Sunday 30 October 2016

528 Oxford Road Show




First  viewed  : 20  November  1981

We're  back  to  Yoof   TV  here.

At  least   initially,  The  Oxford  Road  Show  had   a   more  or  less  identical  premise  to  Something  Else , the  first  regular  episode  of  which  was  based  in  Manchester. It  looked  like  BBC  North  West  didn't  want  to  wait  for  their  annual  turn  at  hosting  the  programme  and  came  up  with  their  own  version  instead.

The  first  series  was  broadcast  at  the  beginning  of  1981  and  completely  passed  me  by. It  was  presented  by  unfamiliar  names  like  Rob  Rohrer  and   Jackie  Spreckley  and  doesn't  seem  to  have  featured  much  music  apart  from  turns  by  Graham  "Jilted  John"  Fellows.  When  it  came  back  in  the  autumn, tellingly  in  the  same  Friday  evening   BBC2  slot   as  the  just-ended  Something  Else , it  featured  chart  bands  and  Rohrer  had  moved  behind  the  cameras  as  a  co-producer  and  Spreckley's  co-presenter  was  journalist  Robert  Elms.

I  must  admit  I  can't  picture  Spreckley  at  all  but  Elms  was  one  of  the  reasons  I  now  tuned  in.
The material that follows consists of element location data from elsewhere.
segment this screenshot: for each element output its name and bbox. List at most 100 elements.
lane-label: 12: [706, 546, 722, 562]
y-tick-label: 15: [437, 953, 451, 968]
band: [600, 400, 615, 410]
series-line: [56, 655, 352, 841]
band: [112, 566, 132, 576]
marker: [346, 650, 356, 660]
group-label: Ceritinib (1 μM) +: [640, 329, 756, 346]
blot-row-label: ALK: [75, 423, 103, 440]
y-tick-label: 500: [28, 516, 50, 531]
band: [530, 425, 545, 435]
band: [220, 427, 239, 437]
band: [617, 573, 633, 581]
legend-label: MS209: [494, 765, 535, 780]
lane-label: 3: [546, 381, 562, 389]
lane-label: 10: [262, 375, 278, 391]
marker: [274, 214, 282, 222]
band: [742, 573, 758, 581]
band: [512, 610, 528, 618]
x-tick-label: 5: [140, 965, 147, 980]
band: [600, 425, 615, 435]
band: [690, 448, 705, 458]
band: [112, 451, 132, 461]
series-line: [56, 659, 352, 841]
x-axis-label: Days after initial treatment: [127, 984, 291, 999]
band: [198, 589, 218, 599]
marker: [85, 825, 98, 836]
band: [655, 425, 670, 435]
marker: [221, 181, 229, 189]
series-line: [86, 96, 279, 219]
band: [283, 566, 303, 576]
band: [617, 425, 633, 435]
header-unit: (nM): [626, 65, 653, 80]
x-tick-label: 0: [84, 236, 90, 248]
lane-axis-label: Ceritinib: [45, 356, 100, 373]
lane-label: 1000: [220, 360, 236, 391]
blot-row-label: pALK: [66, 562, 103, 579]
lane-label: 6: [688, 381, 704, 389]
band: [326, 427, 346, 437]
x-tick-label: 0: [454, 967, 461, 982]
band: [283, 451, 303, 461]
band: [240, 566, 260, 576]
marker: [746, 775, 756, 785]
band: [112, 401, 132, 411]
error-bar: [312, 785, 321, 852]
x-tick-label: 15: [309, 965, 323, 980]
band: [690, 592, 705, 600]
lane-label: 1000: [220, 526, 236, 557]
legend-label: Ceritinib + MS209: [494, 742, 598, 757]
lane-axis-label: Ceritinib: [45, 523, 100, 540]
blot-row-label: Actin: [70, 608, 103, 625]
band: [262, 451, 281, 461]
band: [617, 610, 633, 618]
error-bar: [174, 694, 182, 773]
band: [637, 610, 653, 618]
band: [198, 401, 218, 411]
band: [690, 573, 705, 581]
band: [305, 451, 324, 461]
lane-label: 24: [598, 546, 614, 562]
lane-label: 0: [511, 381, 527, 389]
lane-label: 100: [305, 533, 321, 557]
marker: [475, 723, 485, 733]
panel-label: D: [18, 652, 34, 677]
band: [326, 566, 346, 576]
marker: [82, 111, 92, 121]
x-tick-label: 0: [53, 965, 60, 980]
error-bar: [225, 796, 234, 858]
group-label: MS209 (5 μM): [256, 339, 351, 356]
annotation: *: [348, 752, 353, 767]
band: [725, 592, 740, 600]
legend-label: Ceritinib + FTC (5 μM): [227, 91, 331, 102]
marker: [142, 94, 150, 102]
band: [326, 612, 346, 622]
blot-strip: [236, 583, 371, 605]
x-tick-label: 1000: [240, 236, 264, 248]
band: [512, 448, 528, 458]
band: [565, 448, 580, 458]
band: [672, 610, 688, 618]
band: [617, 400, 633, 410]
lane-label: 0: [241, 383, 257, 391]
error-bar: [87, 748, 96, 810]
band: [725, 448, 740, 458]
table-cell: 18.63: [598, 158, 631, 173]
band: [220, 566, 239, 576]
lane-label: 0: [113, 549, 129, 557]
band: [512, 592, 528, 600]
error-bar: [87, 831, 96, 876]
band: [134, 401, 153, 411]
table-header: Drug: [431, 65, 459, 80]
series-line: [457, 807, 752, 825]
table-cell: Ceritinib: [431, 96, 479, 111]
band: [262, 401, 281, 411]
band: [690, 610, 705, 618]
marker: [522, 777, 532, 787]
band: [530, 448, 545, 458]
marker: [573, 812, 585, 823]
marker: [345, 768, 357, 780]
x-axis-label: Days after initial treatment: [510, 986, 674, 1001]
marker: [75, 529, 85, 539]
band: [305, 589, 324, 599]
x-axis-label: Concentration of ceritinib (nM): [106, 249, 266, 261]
He  was  a  familiar  name  from  the music  papers  I  was  reading  as  a  champion  of  the  New  Romantic  scene  and  cheerleader  for  Spandau  Ballet. I  was  interested  to  see  what  he  looked  like  and  was  quite  surprised  that  he  was  a  chirpy  Cockney  enthusiast   rather  than  the  austere  intellectual  I'd  pictured.

The  show  never   quite   became  appointment  TV   for  me  . It  depended  what  bands  were  going    to  be  on  whether  I  was  prepared  to  sit  through  the  endless  discussions  about  unemployment  ( Not  The  Nine  O  Clock  News ' Hey  Wow  sketch  was , as  usual, on  the  money ).  Early   musical  guests included  Japan, Spandau  Ballet  ( I  wonder  how  they  got  on  the  programme )  and  XTC  and  Ben  Elton  had  a  semi-regular  slot.

When  it  returned  in  the autumn  of  1982   Peter  Powell  was  now  presenter  and  the  vox  pop  debates  had  been  junked. It  was  now  an  arts  magazine  with  a   slot  for  a  new  band  alongside   the   big  name  act  and  a  regular  arts  slot  for  Dick  Witts  , lead  singer  of  third  division  indie  act  The  Passage. His  sneering  delivery  never  failed  to  get  my  back  up.

A  lot  of  the  bands  were  actually  lip-synching  on  the  programme. I  remember  John  Peel  on  Did  You  See    deriding  his  R1  colleague  Powell  for  saying  "Play  a  good  set  lads "  before  Duran  Duran  started  miming  to  Is  There  Something  I  Should  Know ?   

For  its  fourth  season  the  show  had  had  another  overhaul. It  was  now  re-branded  as  ORS  84  and  a  year  later,  ORS  85. Apart  from  introducing  two  special  concert  editions  featuring  those  twin  totems  of  mid-eighties  mediocrity,  Howard  Jones  and  Nik  Kershaw  , Powell  wasn't  involved   in  the  latter  series   and  Witts   had  gone  too . Instead  they  used  guest  presenters  such  as  Carl  and  Suggs  from Madness  and  Tom  Robinson  to  work  alongside  tiresomely  childish  local  DJ  Timmy  Mallett. His  involvement  symbolised   the  programme's  final  break   away  from  any  interest  in  "alternative"  culture  as  it  went  for  a  younger  audience .  Indeed   it  was  difficult  to  see  much  difference  between  it  and  things  like  Saturday  Superstore.

I  didn't  see  much  of  those  final  two  series  as  I  was  at  University  by  then  and  usually  still  on  the  train  back  home  when  they  were  broadcast. I  did  however  catch  surely  the  best  bit  in  1985   when  Morrissey  was  let  loose  to  roam  around  his  home  patch  of  Stretford  and  stopped  in  front  of  his  " quite  sadistic " old  school  to  deliver  a  diatribe  about  it. I   could  just  imagine  the  producers  gathered  on  the  following  Monday  morning  , waiting  to  see  if  there  was  a  writ  in  the  post.

The  programme  ended  in  the  spring  of  1985. It  might  have  been  interesting  to  see  how  they  covered  the  beginnings  of  "Madchester"  but  it  wasn't  to  be.